From the OT lesson for Tuesday in the week of Proper 5 (Pentecost 2, 2015)
Deuteronomy 30
11 Surely, this commandment that I am commanding you today is not too hard for you, nor is it too far away.
12 It is not in heaven, that you should say, “Who will go up to heaven for us, and get it for us so that we may hear it and observe it?”
13 Neither is it beyond the sea, that you should say, “Who will cross to the other side of the sea for us, and get it for us so that we may hear it and observe it?”
14 No, the word is very near to you; it is in your mouth and in your heart for you to observe.

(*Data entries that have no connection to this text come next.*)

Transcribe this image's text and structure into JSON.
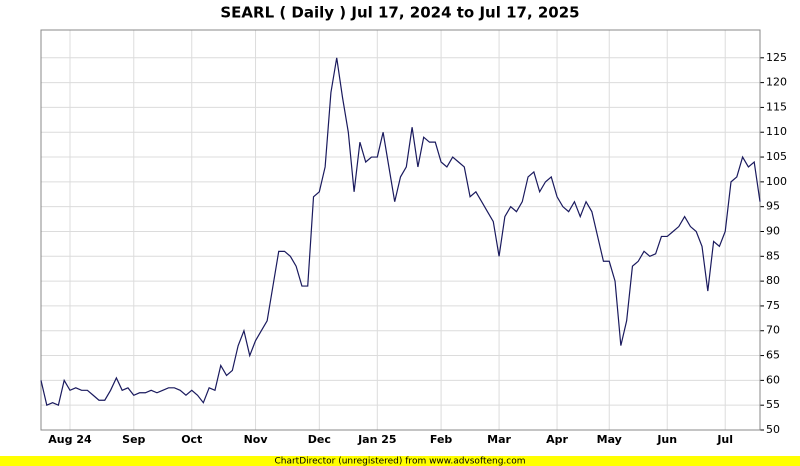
{
  "chart_data": {
    "type": "line",
    "title": "SEARL ( Daily ) Jul 17, 2024 to Jul 17, 2025",
    "categories": [
      null,
      null,
      null,
      null,
      null,
      "Aug 24",
      null,
      null,
      null,
      null,
      null,
      null,
      null,
      null,
      null,
      null,
      "Sep",
      null,
      null,
      null,
      null,
      null,
      null,
      null,
      null,
      null,
      "Oct",
      null,
      null,
      null,
      null,
      null,
      null,
      null,
      null,
      null,
      null,
      "Nov",
      null,
      null,
      null,
      null,
      null,
      null,
      null,
      null,
      null,
      null,
      "Dec",
      null,
      null,
      null,
      null,
      null,
      null,
      null,
      null,
      null,
      "Jan 25",
      null,
      null,
      null,
      null,
      null,
      null,
      null,
      null,
      null,
      null,
      "Feb",
      null,
      null,
      null,
      null,
      null,
      null,
      null,
      null,
      null,
      "Mar",
      null,
      null,
      null,
      null,
      null,
      null,
      null,
      null,
      null,
      "Apr",
      null,
      null,
      null,
      null,
      null,
      null,
      null,
      null,
      "May",
      null,
      null,
      null,
      null,
      null,
      null,
      null,
      null,
      null,
      "Jun",
      null,
      null,
      null,
      null,
      null,
      null,
      null,
      null,
      null,
      "Jul",
      null,
      null,
      null,
      null,
      null,
      null
    ],
    "series": [
      {
        "color": "#1a1a5e",
        "values": [
          60,
          55,
          55.5,
          55,
          60,
          58,
          58.5,
          58,
          58,
          57,
          56,
          56,
          58,
          60.5,
          58,
          58.5,
          57,
          57.5,
          57.5,
          58,
          57.5,
          58,
          58.5,
          58.5,
          58,
          57,
          58,
          57,
          55.5,
          58.5,
          58,
          63,
          61,
          62,
          67,
          70,
          65,
          68,
          70,
          72,
          79,
          86,
          86,
          85,
          83,
          79,
          79,
          97,
          98,
          103,
          118,
          125,
          117,
          110,
          98,
          108,
          104,
          105,
          105,
          110,
          103,
          96,
          101,
          103,
          111,
          103,
          109,
          108,
          108,
          104,
          103,
          105,
          104,
          103,
          97,
          98,
          96,
          94,
          92,
          85,
          93,
          95,
          94,
          96,
          101,
          102,
          98,
          100,
          101,
          97,
          95,
          94,
          96,
          93,
          96,
          94,
          89,
          84,
          84,
          80,
          67,
          72,
          83,
          84,
          86,
          85,
          85.5,
          89,
          89,
          90,
          91,
          93,
          91,
          90,
          87,
          78,
          88,
          87,
          90,
          100,
          101,
          105,
          103,
          104,
          96
        ]
      }
    ],
    "ylim": [
      50,
      130.6
    ],
    "yticks": [
      50,
      55,
      60,
      65,
      70,
      75,
      80,
      85,
      90,
      95,
      100,
      105,
      110,
      115,
      120,
      125
    ],
    "grid": true
  },
  "footer": "ChartDirector (unregistered) from www.advsofteng.com"
}
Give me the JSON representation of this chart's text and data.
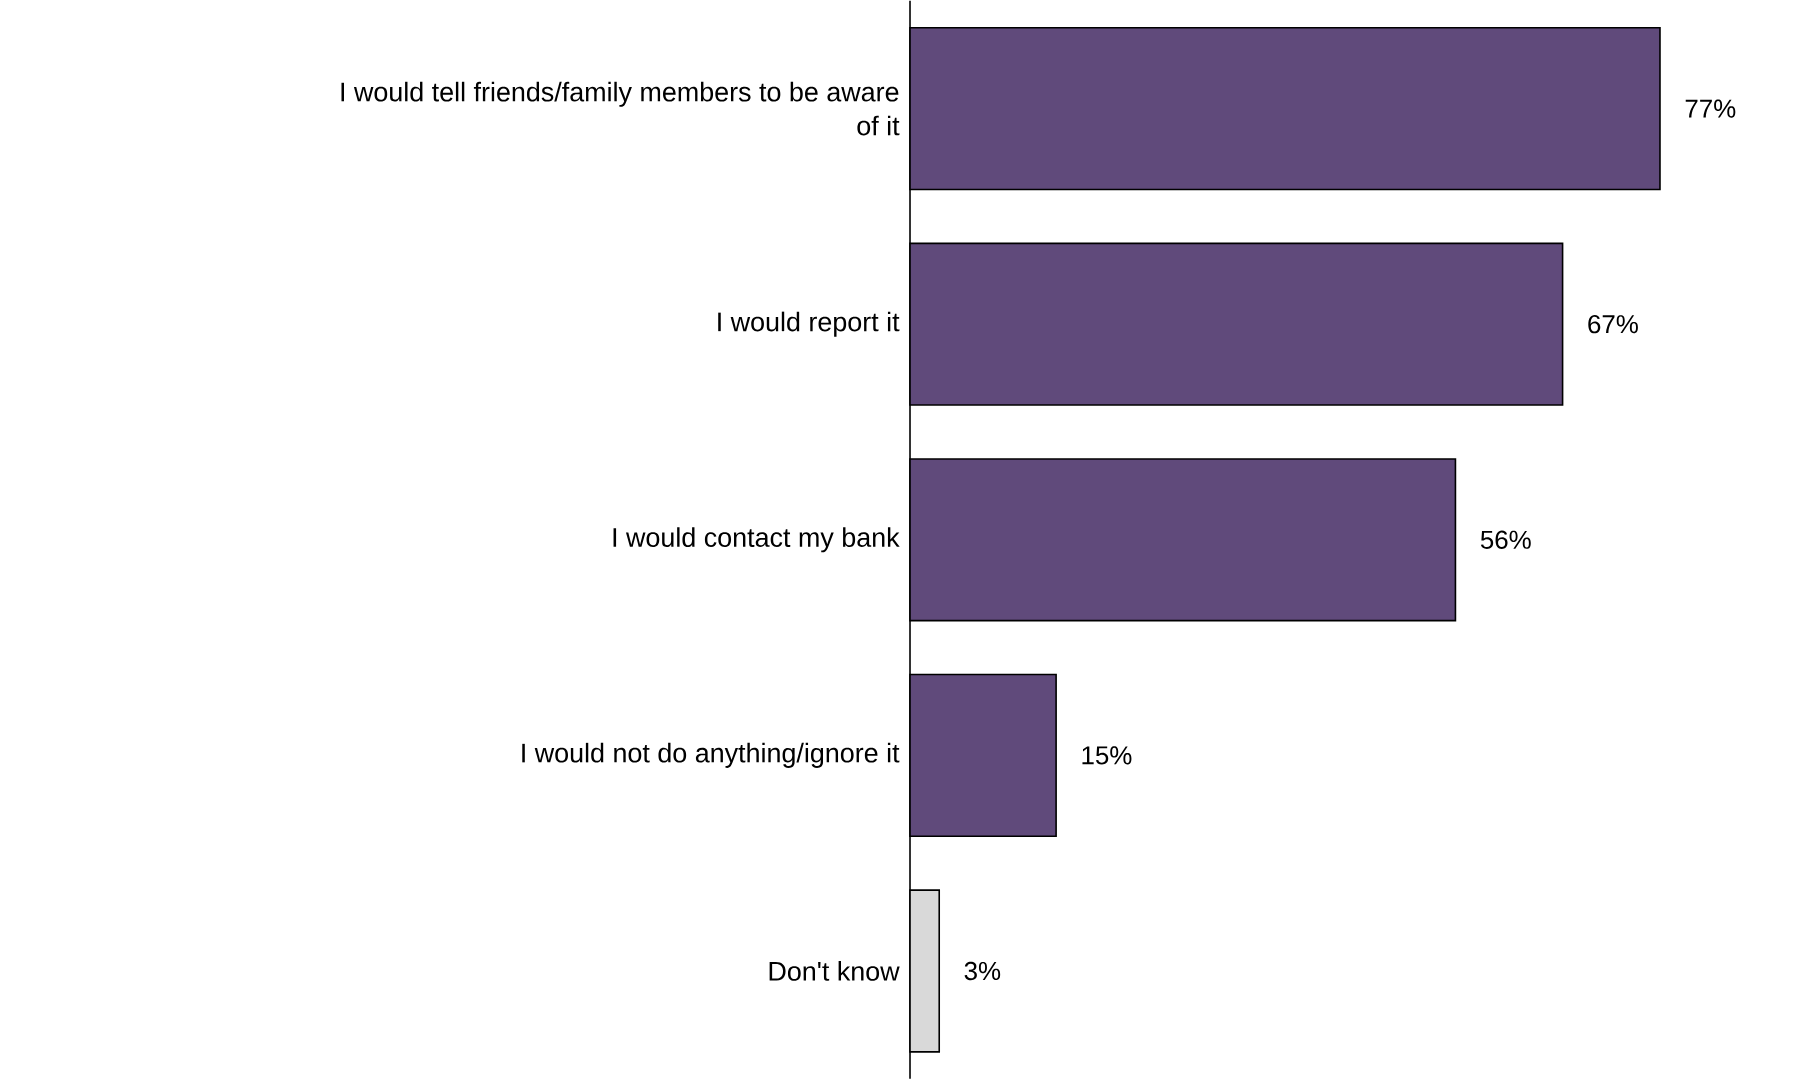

Every time I read this paragraph from Deuteronomy I think, “He’s saying God’s law is just common sense.” And then I recall college philosophy courses in which I learned that “common sense” isn’t common, at all, and that exactly what common sense is is a matter of some debate and has been since way, way back. From Aristotle’s koine aisthesis through Cicero’s sensus communis to Descartes’ bon sens and even Thomas Paine’s political twist in the pamphlet Common Sense that played such an important role in this country’s founding, there is very little agreement on what “common sense” actually is. Which should come as no surprise; going back almost to the day Moses received the law on Sinai there’s been disagreement as to what God’s law is and what it means. ~ In two weeks, I’ll be with a thousand or so of my closest friends at the 78th General Convention of the Episcopal Church and, at some point during the legislative hearings and floor debates about marriage equality or church structure or budget or whatever, I know I will hear someone say, “It’s just common sense” and some people will nod in agreement and others will shake their heads in negative wonderment, because for Episcopalians there just isn’t any such thing as a common “common sense”! There’s only common prayer.